For new artists like Christine & The Queens, what makes them not necessarily worthy, but exciting enough to champion in such a big way?
OK, since you used the word "worthy," I'm going to match you with a word that's almost as offensive in its way: "authenticity." There is something coming from that artist that feels like it could only come from them, right? It's an originality, but not in the sense that they're making a sound that has never been heard before; it's more in terms of that message, that song, that feeling, that performance. Does it fill a gap in my life that I didn't know existed? I didn't know I wanted to hear a French singer tell an honest story about her experiences in London being raised by drag queens, and now I want more of that.
Do you know what your South by Southwest keynote is going to be about?
No. I'm absolutely terrified. Obviously I do lots of talking on the air, but I never really saw myself as someone who goes up and talks in front of a group of people. But I have experienced a lot of changes over the years, so I think it's going to look at what it means to be a music fan today. With access to artists and music being so instant and easy, it's so different from when I was a little kid in New Zealand going to the record store, and the artists felt a million miles away.
If it's morning in Los Angeles, as a global radio station, who do you visualize as your audience?
It's really hard to get your head around it, to be honest. I imagine people in the car, kids in class with one earbud in, people in New Zealand and Australia who can't get to sleep. But rather than making sure that every pin in the map is taken care of, I'm trusting that we know who they are: music fans, like us.
Do you ever have to tell guest DJs things like, "Elton, you need to enunciate more clearly"?
(Laughs.) Sometimes artists want feedback, but it's rare, because they have their own vision.
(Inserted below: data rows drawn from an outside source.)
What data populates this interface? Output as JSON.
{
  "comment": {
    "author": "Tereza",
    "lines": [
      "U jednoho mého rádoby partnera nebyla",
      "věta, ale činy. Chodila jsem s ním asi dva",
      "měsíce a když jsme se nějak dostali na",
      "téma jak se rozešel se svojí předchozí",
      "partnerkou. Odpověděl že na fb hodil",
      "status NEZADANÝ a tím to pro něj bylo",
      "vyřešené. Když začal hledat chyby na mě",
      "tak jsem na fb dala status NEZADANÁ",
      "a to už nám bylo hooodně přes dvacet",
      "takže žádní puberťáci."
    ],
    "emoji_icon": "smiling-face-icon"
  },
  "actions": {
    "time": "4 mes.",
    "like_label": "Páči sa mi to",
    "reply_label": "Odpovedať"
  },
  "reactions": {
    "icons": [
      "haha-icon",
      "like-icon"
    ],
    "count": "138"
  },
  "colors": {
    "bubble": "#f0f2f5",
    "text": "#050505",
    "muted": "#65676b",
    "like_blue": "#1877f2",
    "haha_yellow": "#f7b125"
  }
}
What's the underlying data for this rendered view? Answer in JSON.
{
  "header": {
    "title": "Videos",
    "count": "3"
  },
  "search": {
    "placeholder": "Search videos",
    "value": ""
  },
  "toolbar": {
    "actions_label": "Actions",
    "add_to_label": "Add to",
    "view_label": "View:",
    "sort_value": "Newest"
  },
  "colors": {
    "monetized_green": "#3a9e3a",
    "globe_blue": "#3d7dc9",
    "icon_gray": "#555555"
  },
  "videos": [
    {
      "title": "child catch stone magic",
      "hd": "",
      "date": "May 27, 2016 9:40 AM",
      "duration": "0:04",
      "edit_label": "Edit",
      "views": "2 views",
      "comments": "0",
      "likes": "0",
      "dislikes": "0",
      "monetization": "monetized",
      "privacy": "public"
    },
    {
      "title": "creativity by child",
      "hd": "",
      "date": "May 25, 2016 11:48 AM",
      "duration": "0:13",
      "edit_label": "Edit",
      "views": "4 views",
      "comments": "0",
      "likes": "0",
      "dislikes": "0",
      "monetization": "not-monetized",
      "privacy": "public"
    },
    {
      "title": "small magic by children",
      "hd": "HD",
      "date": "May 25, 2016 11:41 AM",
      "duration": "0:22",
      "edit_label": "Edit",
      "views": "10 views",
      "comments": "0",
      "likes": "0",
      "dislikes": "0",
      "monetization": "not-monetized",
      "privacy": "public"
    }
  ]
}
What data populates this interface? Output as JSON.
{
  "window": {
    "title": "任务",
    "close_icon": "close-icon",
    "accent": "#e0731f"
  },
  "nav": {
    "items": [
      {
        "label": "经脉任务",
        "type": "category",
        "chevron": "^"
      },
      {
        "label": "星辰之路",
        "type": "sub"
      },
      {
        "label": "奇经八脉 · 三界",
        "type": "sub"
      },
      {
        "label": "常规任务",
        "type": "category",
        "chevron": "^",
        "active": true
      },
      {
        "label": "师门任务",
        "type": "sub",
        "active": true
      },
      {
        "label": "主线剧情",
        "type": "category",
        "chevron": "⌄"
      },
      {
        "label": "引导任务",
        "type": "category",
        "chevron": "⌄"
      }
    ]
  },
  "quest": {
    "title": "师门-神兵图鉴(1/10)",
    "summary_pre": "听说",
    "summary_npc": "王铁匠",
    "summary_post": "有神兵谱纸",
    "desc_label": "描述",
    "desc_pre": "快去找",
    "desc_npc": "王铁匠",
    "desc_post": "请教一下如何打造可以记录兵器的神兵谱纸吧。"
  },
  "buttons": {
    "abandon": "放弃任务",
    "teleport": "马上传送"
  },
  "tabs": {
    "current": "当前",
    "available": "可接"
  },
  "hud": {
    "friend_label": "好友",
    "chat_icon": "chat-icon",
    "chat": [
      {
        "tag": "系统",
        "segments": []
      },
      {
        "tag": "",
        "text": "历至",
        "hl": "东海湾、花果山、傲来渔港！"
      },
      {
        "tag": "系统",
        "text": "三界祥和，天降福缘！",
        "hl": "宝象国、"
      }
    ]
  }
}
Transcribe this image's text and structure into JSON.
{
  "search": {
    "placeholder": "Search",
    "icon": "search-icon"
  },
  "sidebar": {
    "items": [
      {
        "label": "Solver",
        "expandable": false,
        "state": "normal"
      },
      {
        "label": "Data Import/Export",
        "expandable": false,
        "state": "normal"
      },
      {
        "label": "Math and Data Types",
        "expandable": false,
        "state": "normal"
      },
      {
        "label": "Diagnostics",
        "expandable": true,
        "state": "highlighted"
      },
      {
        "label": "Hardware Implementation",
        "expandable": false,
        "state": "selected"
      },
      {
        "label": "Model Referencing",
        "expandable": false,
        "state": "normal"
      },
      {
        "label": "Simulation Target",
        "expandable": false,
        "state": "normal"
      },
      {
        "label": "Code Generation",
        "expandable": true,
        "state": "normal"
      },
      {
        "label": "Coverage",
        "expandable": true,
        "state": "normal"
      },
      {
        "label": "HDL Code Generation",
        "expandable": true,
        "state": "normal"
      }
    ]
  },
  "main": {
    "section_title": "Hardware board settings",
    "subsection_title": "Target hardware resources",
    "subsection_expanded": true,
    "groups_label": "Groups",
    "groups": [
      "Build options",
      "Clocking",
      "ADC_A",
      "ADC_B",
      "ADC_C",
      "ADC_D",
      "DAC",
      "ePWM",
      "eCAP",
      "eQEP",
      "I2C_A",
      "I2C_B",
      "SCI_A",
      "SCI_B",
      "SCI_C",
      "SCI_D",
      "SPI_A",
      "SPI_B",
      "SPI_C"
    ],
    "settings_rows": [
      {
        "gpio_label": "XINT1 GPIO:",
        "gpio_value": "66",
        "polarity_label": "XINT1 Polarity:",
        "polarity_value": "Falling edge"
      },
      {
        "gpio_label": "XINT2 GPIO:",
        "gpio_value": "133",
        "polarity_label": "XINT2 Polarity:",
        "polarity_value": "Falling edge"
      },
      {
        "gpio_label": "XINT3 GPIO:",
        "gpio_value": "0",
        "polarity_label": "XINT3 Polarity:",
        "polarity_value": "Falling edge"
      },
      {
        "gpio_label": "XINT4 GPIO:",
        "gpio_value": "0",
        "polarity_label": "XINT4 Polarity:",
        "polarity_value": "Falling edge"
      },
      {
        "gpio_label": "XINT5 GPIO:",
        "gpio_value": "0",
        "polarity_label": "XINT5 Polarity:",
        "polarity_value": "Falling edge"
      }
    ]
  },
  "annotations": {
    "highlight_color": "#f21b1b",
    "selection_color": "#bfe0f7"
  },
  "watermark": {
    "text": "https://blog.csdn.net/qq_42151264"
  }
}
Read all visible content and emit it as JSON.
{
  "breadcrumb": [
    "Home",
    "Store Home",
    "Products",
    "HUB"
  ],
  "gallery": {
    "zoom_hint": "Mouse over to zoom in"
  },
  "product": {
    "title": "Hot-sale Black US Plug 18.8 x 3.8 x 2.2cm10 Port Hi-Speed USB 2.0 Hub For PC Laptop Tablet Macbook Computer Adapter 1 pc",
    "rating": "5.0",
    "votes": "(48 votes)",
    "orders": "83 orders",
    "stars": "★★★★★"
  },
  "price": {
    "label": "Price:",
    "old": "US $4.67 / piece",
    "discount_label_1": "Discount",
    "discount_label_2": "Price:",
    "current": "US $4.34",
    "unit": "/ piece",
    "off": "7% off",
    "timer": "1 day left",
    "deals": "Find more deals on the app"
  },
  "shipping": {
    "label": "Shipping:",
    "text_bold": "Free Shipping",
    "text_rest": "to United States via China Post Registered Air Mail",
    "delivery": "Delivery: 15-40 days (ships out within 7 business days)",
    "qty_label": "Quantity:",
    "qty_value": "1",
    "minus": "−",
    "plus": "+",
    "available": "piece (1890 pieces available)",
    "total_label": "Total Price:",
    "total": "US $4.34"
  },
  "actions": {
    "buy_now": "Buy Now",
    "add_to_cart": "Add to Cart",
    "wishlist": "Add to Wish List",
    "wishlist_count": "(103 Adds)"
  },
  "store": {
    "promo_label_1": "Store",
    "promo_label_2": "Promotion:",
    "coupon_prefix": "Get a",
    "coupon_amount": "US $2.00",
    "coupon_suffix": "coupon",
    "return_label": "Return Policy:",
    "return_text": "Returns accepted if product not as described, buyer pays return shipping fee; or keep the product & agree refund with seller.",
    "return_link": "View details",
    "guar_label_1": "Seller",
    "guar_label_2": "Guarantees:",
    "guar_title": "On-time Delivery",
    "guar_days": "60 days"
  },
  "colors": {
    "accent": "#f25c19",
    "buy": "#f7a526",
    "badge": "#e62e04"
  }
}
When we first started, Run the Jewels did one and I tried to make changes to it. They came back and said, "We really appreciate your opinion, but can we change this one thing back?" "Yeah, OK." "And then there's this other thing..." "Sure" -- and over the course of seven or eight minutes they pretty much took it all the way back to the way it was, in the nicest and most diplomatic way possible. Then the show came out and it was trending worldwide and I had to call [Run the Jewels'] El-P and eat a freshly made shit sandwich and say, "Look, you taught me a really valuable f--ing lesson: Stay out of the artist's way!"